Below you can see the loss curves comparing bfloat16, float8 tensorwise, and float8 rowwise training for training Llama3 8b on 8xH100 GPUs:

Important notes

• float8 training is currently only supported on 2+ GPUs in torchtitan, not single GPU training.

• You must use --training.compile to achieve high performance. torchao float8 training recipes are built natively on top of torch.compile, so it will work out of the box!

Pretraining with torchao directly

In this tutorial we’ll pretrain a toy model using torchao APIs directly.

You can use this workflow to integrate torchao into your own custom pretraining code directly.

Prerequisites

1. (Recommended) Create a new virtual environment with conda or venv.

2. Install torchao.

You’re now ready to integrate torchao into your training code directly!

Model conversion API

The torchao API for converting your model to use float8 training is: convert_to_float8_training. This API will recursively convert nn.Linear modules in your model to use Float8Linear.

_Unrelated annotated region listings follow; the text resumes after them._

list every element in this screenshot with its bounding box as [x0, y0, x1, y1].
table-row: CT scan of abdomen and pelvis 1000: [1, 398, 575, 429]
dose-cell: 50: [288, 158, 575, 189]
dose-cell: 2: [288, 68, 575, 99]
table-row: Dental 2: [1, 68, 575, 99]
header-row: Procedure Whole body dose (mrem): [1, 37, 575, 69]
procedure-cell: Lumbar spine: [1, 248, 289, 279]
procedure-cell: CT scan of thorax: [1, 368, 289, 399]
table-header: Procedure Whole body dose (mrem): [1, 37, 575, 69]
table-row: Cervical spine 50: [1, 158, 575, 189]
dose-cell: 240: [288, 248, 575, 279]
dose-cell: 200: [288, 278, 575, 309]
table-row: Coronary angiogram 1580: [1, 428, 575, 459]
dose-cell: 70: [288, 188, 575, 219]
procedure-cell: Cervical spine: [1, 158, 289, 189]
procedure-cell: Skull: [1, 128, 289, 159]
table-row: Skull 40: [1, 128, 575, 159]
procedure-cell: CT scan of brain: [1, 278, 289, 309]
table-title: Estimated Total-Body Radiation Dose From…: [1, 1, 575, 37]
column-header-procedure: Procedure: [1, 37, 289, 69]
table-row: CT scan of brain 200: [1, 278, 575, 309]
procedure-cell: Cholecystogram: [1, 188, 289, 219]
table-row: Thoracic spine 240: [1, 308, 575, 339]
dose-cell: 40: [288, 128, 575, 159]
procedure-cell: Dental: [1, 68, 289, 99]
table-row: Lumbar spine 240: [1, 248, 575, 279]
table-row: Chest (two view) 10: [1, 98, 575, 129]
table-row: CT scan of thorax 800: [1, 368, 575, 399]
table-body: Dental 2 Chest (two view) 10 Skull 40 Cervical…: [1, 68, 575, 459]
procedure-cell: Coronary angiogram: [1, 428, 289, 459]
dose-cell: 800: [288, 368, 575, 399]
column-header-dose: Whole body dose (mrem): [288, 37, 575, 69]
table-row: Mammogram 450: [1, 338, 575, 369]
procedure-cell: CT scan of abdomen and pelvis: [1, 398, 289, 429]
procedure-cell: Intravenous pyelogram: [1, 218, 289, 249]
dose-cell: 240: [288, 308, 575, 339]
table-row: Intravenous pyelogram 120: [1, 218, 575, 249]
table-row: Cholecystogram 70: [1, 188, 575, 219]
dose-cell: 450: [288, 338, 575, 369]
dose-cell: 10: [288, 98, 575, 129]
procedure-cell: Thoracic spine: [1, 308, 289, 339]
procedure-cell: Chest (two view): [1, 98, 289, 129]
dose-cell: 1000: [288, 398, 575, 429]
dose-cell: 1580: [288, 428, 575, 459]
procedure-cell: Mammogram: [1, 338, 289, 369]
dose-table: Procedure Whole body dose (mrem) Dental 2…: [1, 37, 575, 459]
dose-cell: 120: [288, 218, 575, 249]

You can use the module_filter_fn argument to determine which nn.Linear layers should be swapped to use Float8Linear.

You should refer to this performance benchmark table to understand what kind of performance improvement over bfloat16 you can expect for a given GEMM size.

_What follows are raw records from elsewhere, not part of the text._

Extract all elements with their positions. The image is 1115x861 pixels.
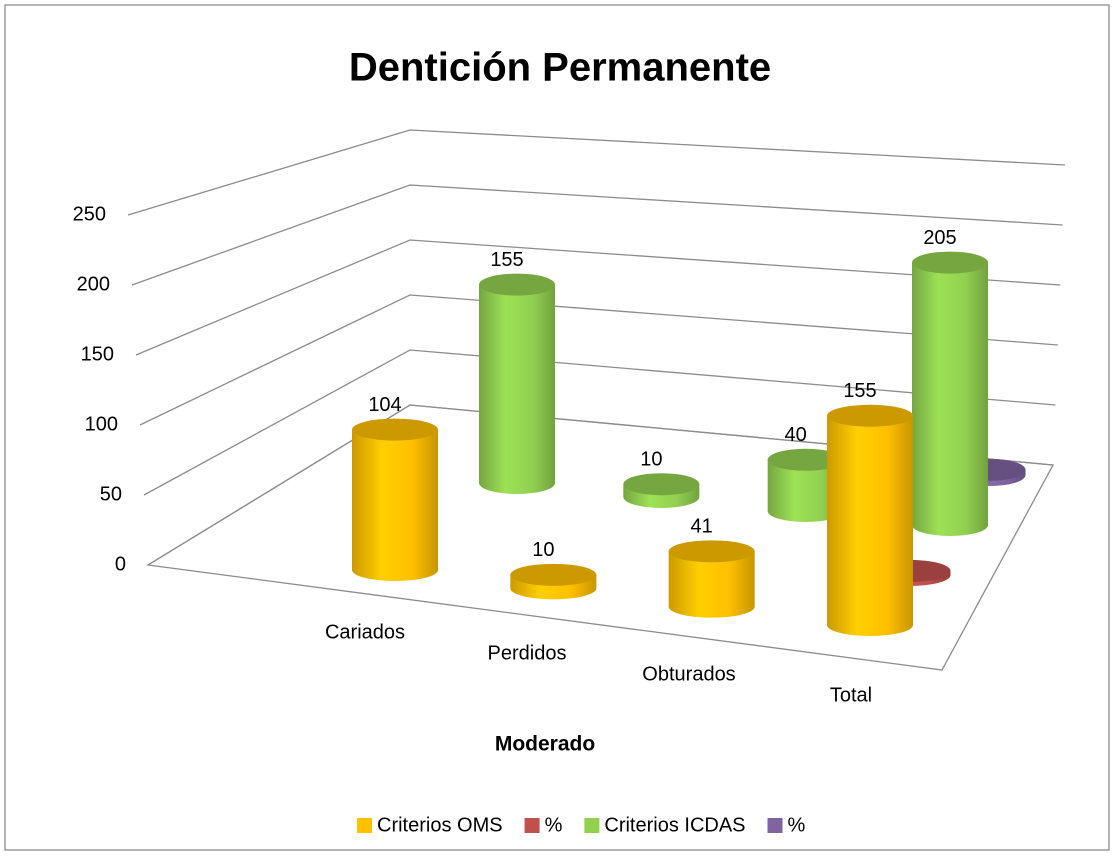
x-tick-label: Perdidos xyxy=(488,642,567,664)
bar-body xyxy=(827,415,913,636)
bar xyxy=(912,251,988,536)
grid-line xyxy=(127,129,1066,216)
y-tick-label: 200 xyxy=(77,273,110,295)
y-tick-label: 100 xyxy=(85,413,118,435)
bar-body xyxy=(767,459,844,522)
bar xyxy=(767,448,844,522)
bar-top xyxy=(352,418,438,441)
bar-body xyxy=(352,429,438,581)
legend-swatch xyxy=(767,818,783,833)
bar-body xyxy=(479,284,555,494)
grid-line xyxy=(139,294,1058,426)
data-label: 155 xyxy=(490,249,523,271)
data-label: 40 xyxy=(785,424,807,446)
data-label: 104 xyxy=(368,394,401,416)
data-label: 155 xyxy=(843,380,876,402)
bar xyxy=(352,418,438,581)
bar xyxy=(479,273,555,494)
bar-top xyxy=(623,473,700,496)
data-label: 10 xyxy=(640,448,662,470)
bar-top xyxy=(479,273,555,296)
x-tick-label: Cariados xyxy=(325,621,405,643)
bar-top xyxy=(912,251,988,274)
legend-label: Criterios OMS xyxy=(377,814,503,836)
bar-top xyxy=(668,540,755,563)
bar xyxy=(668,540,755,618)
x-axis-title: Moderado xyxy=(495,733,595,756)
data-label: 41 xyxy=(691,516,713,538)
bar-top xyxy=(827,404,913,427)
bar-body xyxy=(912,262,988,536)
legend-swatch xyxy=(524,818,540,833)
x-tick-label: Total xyxy=(830,684,872,706)
y-tick-label: 250 xyxy=(73,203,106,225)
bar xyxy=(827,404,913,636)
x-tick-label: Obturados xyxy=(642,663,735,685)
grid-line xyxy=(135,239,1061,356)
legend-swatch xyxy=(584,818,600,833)
bar-top xyxy=(767,448,844,471)
bar-top xyxy=(510,563,597,586)
y-tick-label: 0 xyxy=(115,553,126,575)
data-label: 10 xyxy=(532,539,554,561)
legend-swatch xyxy=(357,818,372,833)
legend-label: % xyxy=(545,814,563,836)
y-tick-label: 50 xyxy=(100,483,122,505)
chart-title: Dentición Permanente xyxy=(349,46,771,90)
grid-line xyxy=(131,184,1063,286)
grid-line xyxy=(143,349,1056,496)
bar xyxy=(510,563,597,600)
legend-label: % xyxy=(788,814,806,836)
legend-label: Criterios ICDAS xyxy=(604,814,745,836)
data-label: 205 xyxy=(923,227,956,249)
y-tick-label: 150 xyxy=(81,343,114,365)
bar-body xyxy=(668,551,755,618)
bar xyxy=(623,473,700,509)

Below is a code snippet showing how to use it:

import torch
from torch import nn
import torch.nn.functional as F

from torchao.float8.float8_linear_utils import convert_to_float8_training
from torchao.float8.float8_linear import Float8Linear
from torchao.float8 import convert_to_float8_training
from torchao.utils import TORCH_VERSION_AT_LEAST_2_5

if not TORCH_VERSION_AT_LEAST_2_5:
    raise AssertionError("torchao.float8 requires PyTorch version 2.5 or greater")

# create model and sample input
m = nn.Sequential(
    nn.Linear(2048, 4096),
    nn.Linear(4096, 128),
    nn.Linear(128, 1),
).bfloat16().cuda()
x = torch.randn(4096, 2048, device="cuda", dtype=torch.bfloat16)
optimizer = torch.optim.AdamW(m.parameters(), lr=1e-3)

# optional: filter modules from being eligible for float8 conversion
def module_filter_fn(mod: torch.nn.Module, fqn: str):
    # don't convert the last module
    if fqn == "1":
        return False
    # don't convert linear modules with weight dimensions not divisible by 16
    if isinstance(mod, torch.nn.Linear):
        if mod.in_features % 16 != 0 or mod.out_features % 16 != 0:
            return False
    return True

# convert specified `torch.nn.Linear` modules to `Float8Linear`
convert_to_float8_training(m, module_filter_fn=module_filter_fn)

# enable torch.compile for competitive performance
m = torch.compile(m)

# toy training loop
for _ in range(10):
    optimizer.zero_grad()
    output = m(x)
    # use fake labels for demonstration purposes
    fake_labels = torch.ones_like(output)
    loss = F.mse_loss(output, fake_labels)
    loss.backward()
    optimizer.step()

# save the model
torch.save({
    'model': m,
    'model_state_dict': m.state_dict(),
    'optimizer_state_dict': optimizer.state_dict(),
}, 'checkpoint.pth')